Review of Shiraz

Shiraz (1928)
Late silent film shot in India is a fascinating oddity.
9 June 2003
Not a great movie, with none of the flamboyant technique characteristic of the last great silents - THE WIND, ASPHALT, SUNRISE - but the mix of German expats., British scripting and Indian subject matter filmed on location, remains an intriguing novelty.

The plot, with the scheming highborn lady (`Father, to become Princess and later empress of India I would dare anything') introducing an old flame into the women's quarter to discredit the heir's true love, is simple stuff which seems to belong to a period of film making from years earlier. Playing is at least restrained.

The film's major appeal is in placing it's action against attractive genuine Indian buildings and the occasional vista. There's a bit of suspense from the likelihood that a real elephant will stomp the admirer. The hint of exotic sadism which runs through these European visions of The Mysterious East - `Kismet' or films like DAS INDISCHE GRABMAL and EMERALD OF THE EAST - is clear, as with demanding that the model maker's already blind eyes be put out.

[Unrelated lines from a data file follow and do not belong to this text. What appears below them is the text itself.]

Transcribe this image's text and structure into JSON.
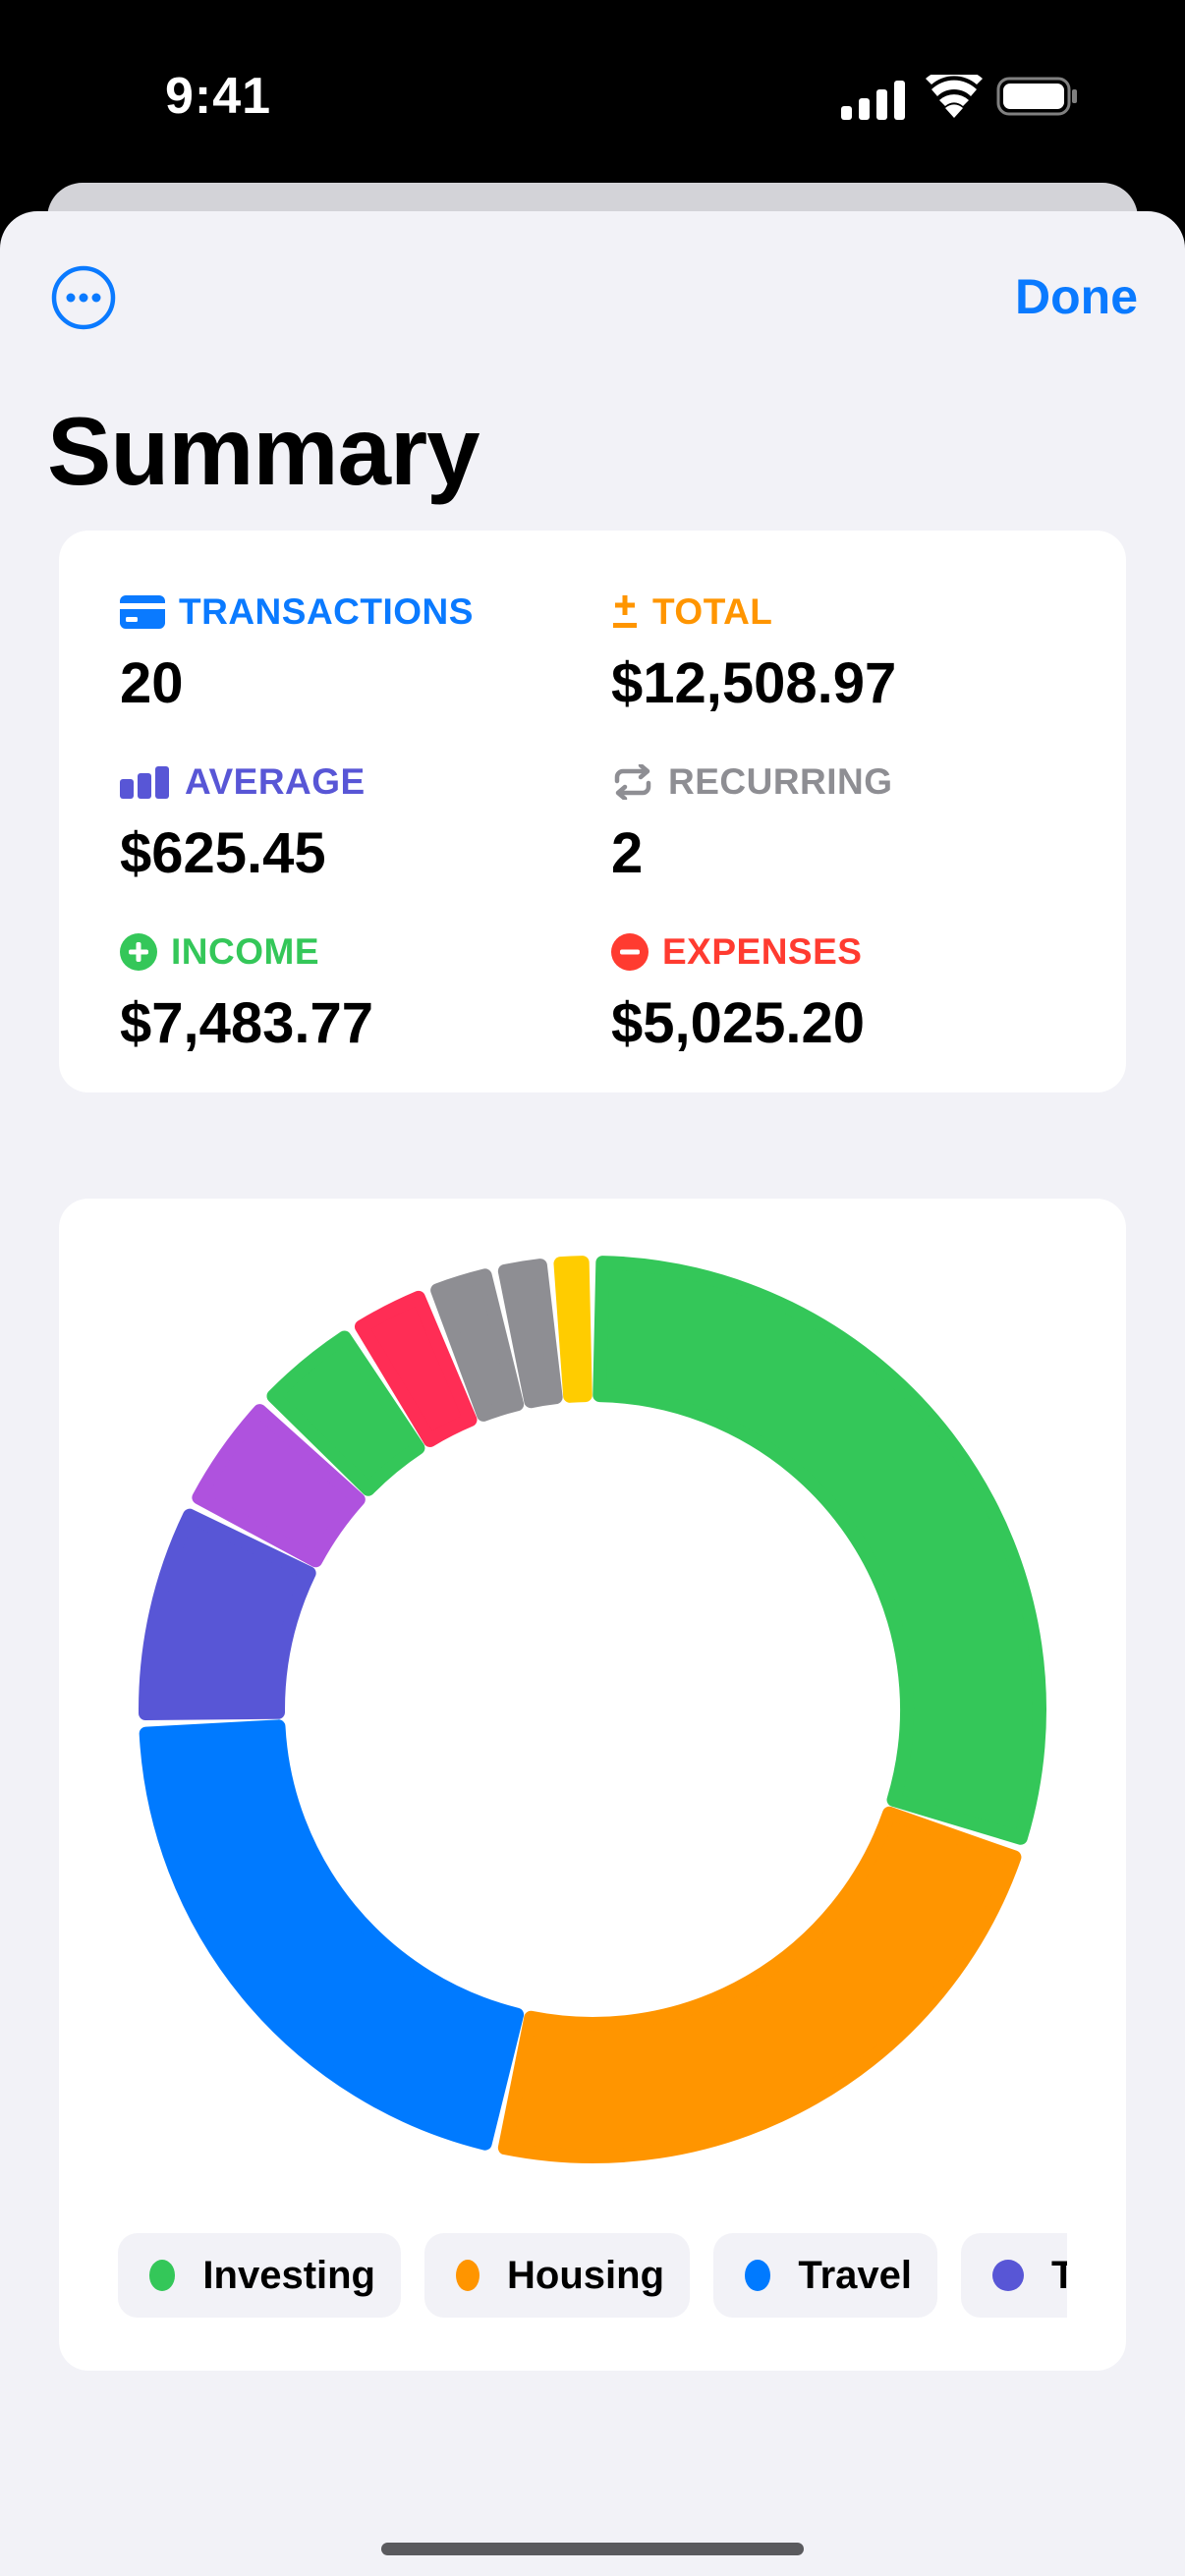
{
  "status_bar": {
    "time": "9:41"
  },
  "header": {
    "done_label": "Done",
    "title": "Summary"
  },
  "stats": [
    {
      "key": "transactions",
      "label": "TRANSACTIONS",
      "value": "20",
      "color": "#0a7aff",
      "icon": "credit-card-icon"
    },
    {
      "key": "total",
      "label": "TOTAL",
      "value": "$12,508.97",
      "color": "#ff9500",
      "icon": "plus-minus-icon"
    },
    {
      "key": "average",
      "label": "AVERAGE",
      "value": "$625.45",
      "color": "#5856d6",
      "icon": "bar-chart-icon"
    },
    {
      "key": "recurring",
      "label": "RECURRING",
      "value": "2",
      "color": "#8e8e93",
      "icon": "repeat-icon"
    },
    {
      "key": "income",
      "label": "INCOME",
      "value": "$7,483.77",
      "color": "#34c759",
      "icon": "plus-circle-icon"
    },
    {
      "key": "expenses",
      "label": "EXPENSES",
      "value": "$5,025.20",
      "color": "#ff3b30",
      "icon": "minus-circle-icon"
    }
  ],
  "chart_data": {
    "type": "pie",
    "style": "donut",
    "slices": [
      {
        "category": "Investing",
        "value": 0.3,
        "color": "#34c759"
      },
      {
        "category": "Housing",
        "value": 0.235,
        "color": "#ff9500"
      },
      {
        "category": "Travel",
        "value": 0.21,
        "color": "#007aff"
      },
      {
        "category": "T",
        "value": 0.08,
        "color": "#5856d6"
      },
      {
        "category": "",
        "value": 0.045,
        "color": "#af52de"
      },
      {
        "category": "",
        "value": 0.04,
        "color": "#34c759"
      },
      {
        "category": "",
        "value": 0.03,
        "color": "#ff2d55"
      },
      {
        "category": "",
        "value": 0.025,
        "color": "#8e8e93"
      },
      {
        "category": "",
        "value": 0.02,
        "color": "#8e8e93"
      },
      {
        "category": "",
        "value": 0.015,
        "color": "#ffcc00"
      }
    ],
    "legend": [
      {
        "label": "Investing",
        "color": "#34c759"
      },
      {
        "label": "Housing",
        "color": "#ff9500"
      },
      {
        "label": "Travel",
        "color": "#007aff"
      },
      {
        "label": "T",
        "color": "#5856d6"
      }
    ]
  }
}
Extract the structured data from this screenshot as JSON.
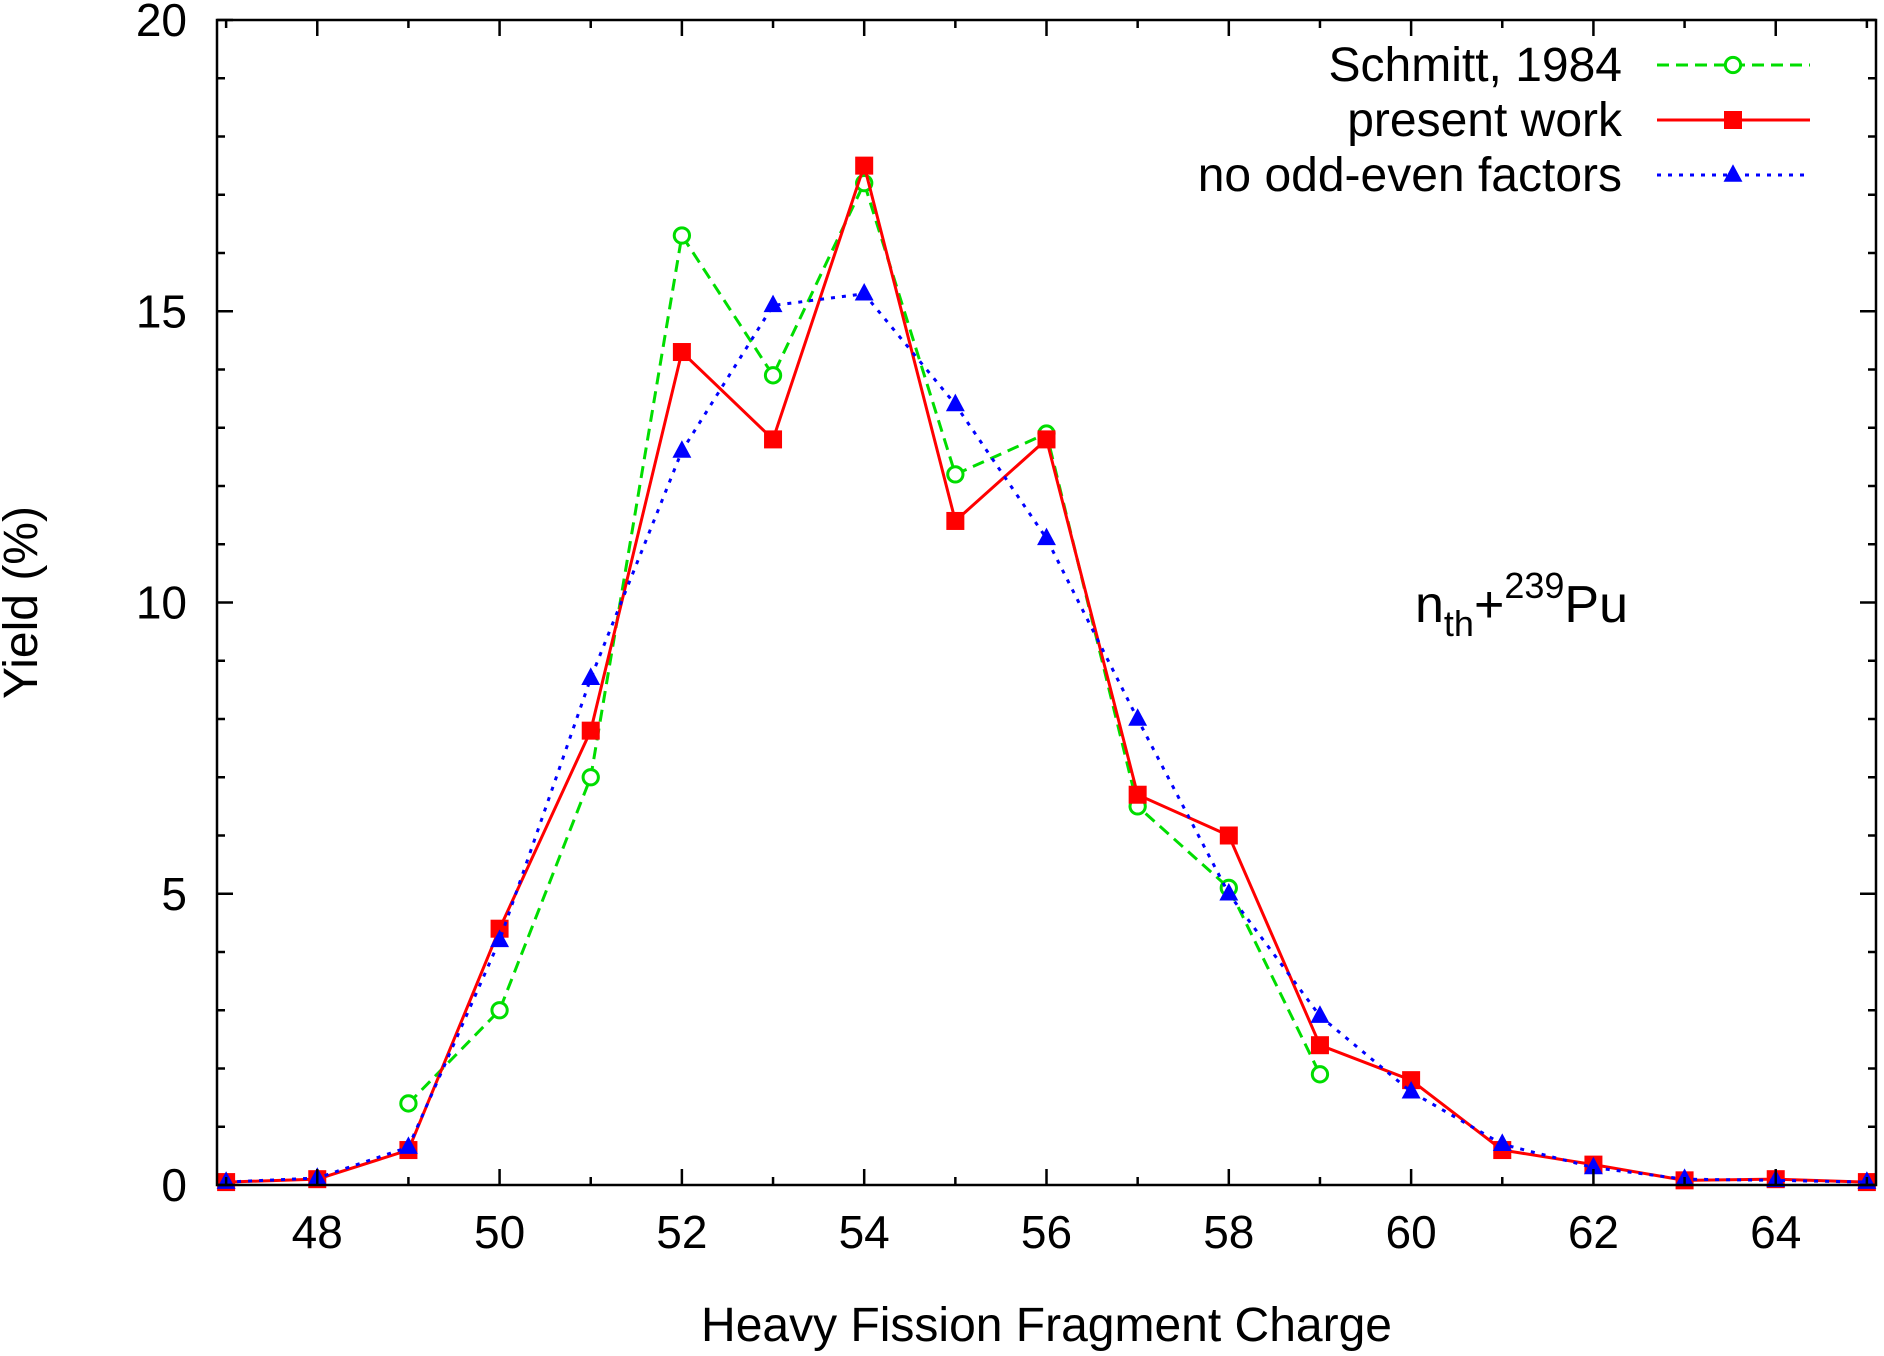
{
  "chart_data": {
    "type": "line",
    "xlabel": "Heavy Fission Fragment Charge",
    "ylabel": "Yield (%)",
    "xlim": [
      46.9,
      65.1
    ],
    "ylim": [
      0,
      20
    ],
    "xticks": [
      48,
      50,
      52,
      54,
      56,
      58,
      60,
      62,
      64
    ],
    "yticks": [
      0,
      5,
      10,
      15,
      20
    ],
    "grid": false,
    "legend_position": "top-right",
    "annotation": {
      "base": "n",
      "sub": "th",
      "plus": "+",
      "sup": "239",
      "element": "Pu"
    },
    "series": [
      {
        "name": "Schmitt, 1984",
        "color": "#00dd00",
        "line": "dashed",
        "marker": "open-circle",
        "x": [
          49,
          50,
          51,
          52,
          53,
          54,
          55,
          56,
          57,
          58,
          59
        ],
        "y": [
          1.4,
          3.0,
          7.0,
          16.3,
          13.9,
          17.2,
          12.2,
          12.9,
          6.5,
          5.1,
          1.9
        ]
      },
      {
        "name": "present work",
        "color": "#ff0000",
        "line": "solid",
        "marker": "filled-square",
        "x": [
          47,
          48,
          49,
          50,
          51,
          52,
          53,
          54,
          55,
          56,
          57,
          58,
          59,
          60,
          61,
          62,
          63,
          64,
          65
        ],
        "y": [
          0.05,
          0.1,
          0.6,
          4.4,
          7.8,
          14.3,
          12.8,
          17.5,
          11.4,
          12.8,
          6.7,
          6.0,
          2.4,
          1.8,
          0.6,
          0.35,
          0.08,
          0.1,
          0.05
        ]
      },
      {
        "name": "no odd-even factors",
        "color": "#0000ff",
        "line": "dotted",
        "marker": "filled-triangle",
        "x": [
          47,
          48,
          49,
          50,
          51,
          52,
          53,
          54,
          55,
          56,
          57,
          58,
          59,
          60,
          61,
          62,
          63,
          64,
          65
        ],
        "y": [
          0.05,
          0.12,
          0.65,
          4.2,
          8.7,
          12.6,
          15.1,
          15.3,
          13.4,
          11.1,
          8.0,
          5.0,
          2.9,
          1.6,
          0.7,
          0.3,
          0.1,
          0.08,
          0.05
        ]
      }
    ]
  }
}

The ending with the Empress' two devoted admirers sitting in front of the Taj Mahal is telling.

This one survives in a particularly sharp, well graduated copy - one of the best circulating, even if it isn't tinted. A pity the Sydney Film Festival, after bringing it half way round the planet, ran it too fast but the Tunji Beier - Linsley Pollak score they put with it was excellent.